India has a massive coastline of about 7,517 kms. With 12 major and 205 notified minor and intermediate ports, it is the sixteenth-largest maritime country in the world. In FY20, India’s key ports had a capacity of 1,534.91 million tonnes per annum (MTPA) and handled 704.93 million tonnes (MT) of cargo traffic. India also saw merchandise exports worth US$ 255.92 billion in FY21 (until February 2021).
Yet, the Government recognises the significant opportunity that lies in reforming the shipping sector and expanding its scale. A paper by the Observer Research Foundation titled ‘Towards a larger Indian shipping industry’, pointed out that the right investment policies in this sector could potentially lead to a saving of $50 billion.
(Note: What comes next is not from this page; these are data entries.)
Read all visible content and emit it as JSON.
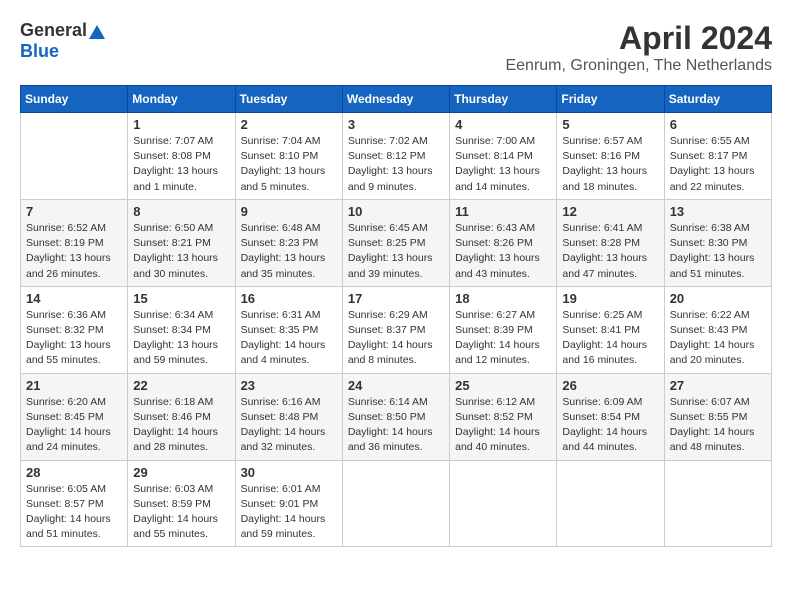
{
  "header": {
    "logo_general": "General",
    "logo_blue": "Blue",
    "month_title": "April 2024",
    "location": "Eenrum, Groningen, The Netherlands"
  },
  "days_of_week": [
    "Sunday",
    "Monday",
    "Tuesday",
    "Wednesday",
    "Thursday",
    "Friday",
    "Saturday"
  ],
  "weeks": [
    [
      {
        "day": "",
        "sunrise": "",
        "sunset": "",
        "daylight": ""
      },
      {
        "day": "1",
        "sunrise": "7:07 AM",
        "sunset": "8:08 PM",
        "daylight": "13 hours and 1 minute."
      },
      {
        "day": "2",
        "sunrise": "7:04 AM",
        "sunset": "8:10 PM",
        "daylight": "13 hours and 5 minutes."
      },
      {
        "day": "3",
        "sunrise": "7:02 AM",
        "sunset": "8:12 PM",
        "daylight": "13 hours and 9 minutes."
      },
      {
        "day": "4",
        "sunrise": "7:00 AM",
        "sunset": "8:14 PM",
        "daylight": "13 hours and 14 minutes."
      },
      {
        "day": "5",
        "sunrise": "6:57 AM",
        "sunset": "8:16 PM",
        "daylight": "13 hours and 18 minutes."
      },
      {
        "day": "6",
        "sunrise": "6:55 AM",
        "sunset": "8:17 PM",
        "daylight": "13 hours and 22 minutes."
      }
    ],
    [
      {
        "day": "7",
        "sunrise": "6:52 AM",
        "sunset": "8:19 PM",
        "daylight": "13 hours and 26 minutes."
      },
      {
        "day": "8",
        "sunrise": "6:50 AM",
        "sunset": "8:21 PM",
        "daylight": "13 hours and 30 minutes."
      },
      {
        "day": "9",
        "sunrise": "6:48 AM",
        "sunset": "8:23 PM",
        "daylight": "13 hours and 35 minutes."
      },
      {
        "day": "10",
        "sunrise": "6:45 AM",
        "sunset": "8:25 PM",
        "daylight": "13 hours and 39 minutes."
      },
      {
        "day": "11",
        "sunrise": "6:43 AM",
        "sunset": "8:26 PM",
        "daylight": "13 hours and 43 minutes."
      },
      {
        "day": "12",
        "sunrise": "6:41 AM",
        "sunset": "8:28 PM",
        "daylight": "13 hours and 47 minutes."
      },
      {
        "day": "13",
        "sunrise": "6:38 AM",
        "sunset": "8:30 PM",
        "daylight": "13 hours and 51 minutes."
      }
    ],
    [
      {
        "day": "14",
        "sunrise": "6:36 AM",
        "sunset": "8:32 PM",
        "daylight": "13 hours and 55 minutes."
      },
      {
        "day": "15",
        "sunrise": "6:34 AM",
        "sunset": "8:34 PM",
        "daylight": "13 hours and 59 minutes."
      },
      {
        "day": "16",
        "sunrise": "6:31 AM",
        "sunset": "8:35 PM",
        "daylight": "14 hours and 4 minutes."
      },
      {
        "day": "17",
        "sunrise": "6:29 AM",
        "sunset": "8:37 PM",
        "daylight": "14 hours and 8 minutes."
      },
      {
        "day": "18",
        "sunrise": "6:27 AM",
        "sunset": "8:39 PM",
        "daylight": "14 hours and 12 minutes."
      },
      {
        "day": "19",
        "sunrise": "6:25 AM",
        "sunset": "8:41 PM",
        "daylight": "14 hours and 16 minutes."
      },
      {
        "day": "20",
        "sunrise": "6:22 AM",
        "sunset": "8:43 PM",
        "daylight": "14 hours and 20 minutes."
      }
    ],
    [
      {
        "day": "21",
        "sunrise": "6:20 AM",
        "sunset": "8:45 PM",
        "daylight": "14 hours and 24 minutes."
      },
      {
        "day": "22",
        "sunrise": "6:18 AM",
        "sunset": "8:46 PM",
        "daylight": "14 hours and 28 minutes."
      },
      {
        "day": "23",
        "sunrise": "6:16 AM",
        "sunset": "8:48 PM",
        "daylight": "14 hours and 32 minutes."
      },
      {
        "day": "24",
        "sunrise": "6:14 AM",
        "sunset": "8:50 PM",
        "daylight": "14 hours and 36 minutes."
      },
      {
        "day": "25",
        "sunrise": "6:12 AM",
        "sunset": "8:52 PM",
        "daylight": "14 hours and 40 minutes."
      },
      {
        "day": "26",
        "sunrise": "6:09 AM",
        "sunset": "8:54 PM",
        "daylight": "14 hours and 44 minutes."
      },
      {
        "day": "27",
        "sunrise": "6:07 AM",
        "sunset": "8:55 PM",
        "daylight": "14 hours and 48 minutes."
      }
    ],
    [
      {
        "day": "28",
        "sunrise": "6:05 AM",
        "sunset": "8:57 PM",
        "daylight": "14 hours and 51 minutes."
      },
      {
        "day": "29",
        "sunrise": "6:03 AM",
        "sunset": "8:59 PM",
        "daylight": "14 hours and 55 minutes."
      },
      {
        "day": "30",
        "sunrise": "6:01 AM",
        "sunset": "9:01 PM",
        "daylight": "14 hours and 59 minutes."
      },
      {
        "day": "",
        "sunrise": "",
        "sunset": "",
        "daylight": ""
      },
      {
        "day": "",
        "sunrise": "",
        "sunset": "",
        "daylight": ""
      },
      {
        "day": "",
        "sunrise": "",
        "sunset": "",
        "daylight": ""
      },
      {
        "day": "",
        "sunrise": "",
        "sunset": "",
        "daylight": ""
      }
    ]
  ]
}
This is approximately equivalent to the net freight outgo being currently paid by Indian trade/India every year to foreign shipping companies.
In November 2020, the Ministry of Shipping was renamed as the Ministry of Ports, Shipping and Waterways to better align with its current role and international norms. At the time, the Prime Minister Shri Narendra Modi called for the need to strengthen the logistics connected to the sea and create an ecosystem for the seamless movement of cargo.
According to a report by the National Transport Development Policy Committee, Indian ports are expected to handle cargo traffic of 1,695 million metric tonnes by 2021-22. The key ports are expected to deliver seven projects worth more than Rs. 2,000 crore (US$ 274.31 million) on a public-private partnership basis in FY22. Already, efforts are underway to facilitate the growth of shipping through a number of initiatives undertaken by the government.
The Ports sector in India received a cumulative FDI worth US$ 1.63 billion between April 2000 and June 2020. During the Maritime India Summit 2021, the Ministry of Ports, Shipping and Waterways identified an investment potential of Rs. 2.25 lakh crore (US$ 31 billion) via 400 projects.
The Government of India has allowed Foreign Direct Investment (FDI) of up to 100% under the automatic route for port and harbour construction and maintenance projects. It has also provided a 10-year tax holiday to enterprises that develop, maintain and operate ports, inland waterways and inland ports.
With adequate policy support and a growth in external trade, India’s shipping industry has immense potential to scale new heights and support India’s economic growth.